The described task, of course, only in words looks simple. To use it in my programs, I needed to write my own code for symbolic simplification of expressions. In addition, I solved a more complicated problem, assuming that each neuron with the function A (s) can have several alternative alternative activation functions. Therefore, the overall task has been reduced to the enumeration of variants of such functions and the symbolic simplification of the network for each such variant. Here only paralleling of calculations has already helped.
Result
The result pleased me. I accelerated a three-layer network (with three inputs) of eight neurons (with input weights and offsets) with activation functions “exponential sigmoid”. As time measurements showed, it was possible to get a gain of about 40% in time without significant loss in quality.

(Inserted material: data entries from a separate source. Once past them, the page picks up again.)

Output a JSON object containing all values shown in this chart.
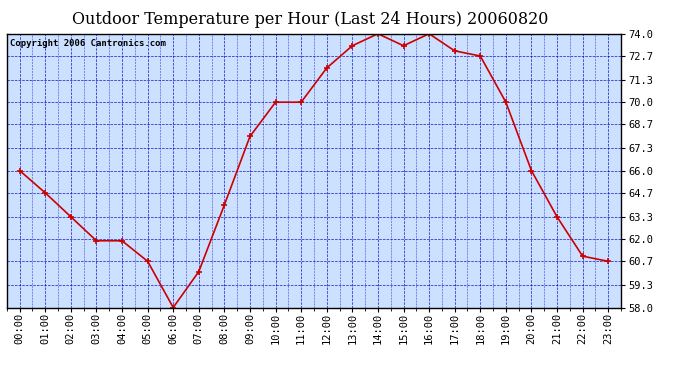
{
  "title": "Outdoor Temperature per Hour (Last 24 Hours) 20060820",
  "copyright": "Copyright 2006 Cantronics.com",
  "hours": [
    "00:00",
    "01:00",
    "02:00",
    "03:00",
    "04:00",
    "05:00",
    "06:00",
    "07:00",
    "08:00",
    "09:00",
    "10:00",
    "11:00",
    "12:00",
    "13:00",
    "14:00",
    "15:00",
    "16:00",
    "17:00",
    "18:00",
    "19:00",
    "20:00",
    "21:00",
    "22:00",
    "23:00"
  ],
  "temps": [
    66.0,
    64.7,
    63.3,
    61.9,
    61.9,
    60.7,
    58.0,
    60.1,
    64.0,
    68.0,
    70.0,
    70.0,
    72.0,
    73.3,
    74.0,
    73.3,
    74.0,
    73.0,
    72.7,
    70.0,
    66.0,
    63.3,
    61.0,
    60.7
  ],
  "y_min": 58.0,
  "y_max": 74.0,
  "y_ticks": [
    58.0,
    59.3,
    60.7,
    62.0,
    63.3,
    64.7,
    66.0,
    67.3,
    68.7,
    70.0,
    71.3,
    72.7,
    74.0
  ],
  "line_color": "#cc0000",
  "marker_color": "#cc0000",
  "bg_color": "#cce0ff",
  "grid_color": "#0000bb",
  "border_color": "#000000",
  "title_color": "#000000",
  "copyright_color": "#000000",
  "title_fontsize": 11.5,
  "copyright_fontsize": 6.5,
  "tick_fontsize": 7.5,
  "fig_width": 6.9,
  "fig_height": 3.75
}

Illustrate. Here is the source network data:
And in the third, output layer:
If the inputs are designated as a, b and c, then, after replacements and simplifications, the network function NET is considered as:
Winning - again, 40% of the time, without much damage to quality. I think you can apply this approach in cases where the speed of the neural network is critical - for example, if it is calculated repeatedly, in a double or triple cycle. An example of such a problem : the numerical solution of the aerodynamic problem on a grid, and in each of its nodes the neural network calculates some useful forecast, for example, for a more accurate calculation of turbulent viscosity. Then we have an external cycle in time, a double or triple cycle in the coordinate is enclosed in it, and already there, inside, the calculation of the neural network sits. In this case, the simplification is more than appropriate and useful.